The Impact Factor was conceived in the 1970's by Eugene Garfield, founder of the Institute for Scientific Information, and can be used to compare the 'scientific weight' of different academic journals. Whilst many have argued that the Impact Factor is outdated and misrepresentative, new reports are emerging to suggest this metric may also be highly dangerous. Whistle-blower Professor Dwain Pipe, a former lecturer in Particle Physics at Princeton's Energy and Nuclear Information Service (PENIS), met with our reporter last week to reveal the extent of the problem.
'The Impact Factor is calculated every 6 months' said Professor Pipe from his country manor in Kent. 'Academic representatives of the respective journals meet in the Leather and Lace Pub in Cambridgeshire, where they take it in turns to throw latest edition journals at a big block of Stilton cheese.
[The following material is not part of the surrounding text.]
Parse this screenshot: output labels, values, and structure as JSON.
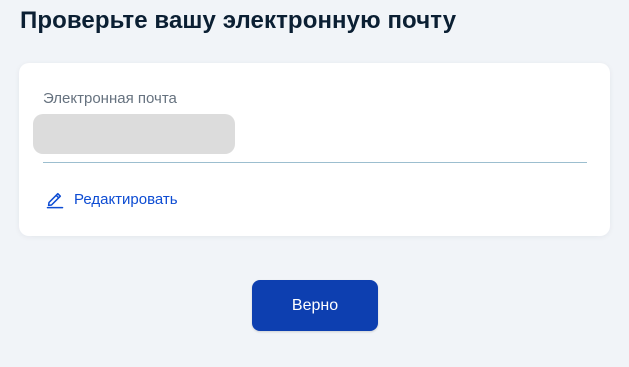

There is an impartial judge who measures the indentation, and this is used to indicate prestige and scientific weight. The bigger journals like Nature and Science usually score the highest, whilst smaller tombs like the Journal of Reindeer Husbandry often come last.'
Unfortunately, it appears that this seemingly innocuous ritual is actually highly dangerous. We can exclusively reveal that three casualties occurred at last year's Impact Factor Measurement Event, caused when either the journal missed the cheese all together or where spectators were hit with de brie. For example, Dr. Francis Turnip, a lecturer in Food Science at the British Agricultural Learning Library of Science (BALLS), was smacked in the face by a flying copy of Aeronautical Rocket Space Exploration (ARSE), and suffered a broken nose. Whilst he remains a strong supporter of the old system, Dr. Turnip suggested small changes may have to be made. 'We could substitute the presently used block of Stilton for a more robust cheese like Cheddar. I think we would need to do some pretty rigorous testing first however, to ensure safety and to be certain that our new system is feta than the old one'.
Many have been critical of the Impact Factor in the past, claiming it doesn't take in to account the scientific weight of each individual article. Furthermore, as the scientific weight of a journal is often a product of only a few big articles, the Impact factor scarcely represents each constituent paper. Now revelations regarding the danger of this metric have come to light, journal editors and authors alike may need to rethink this arguably archaic rating system.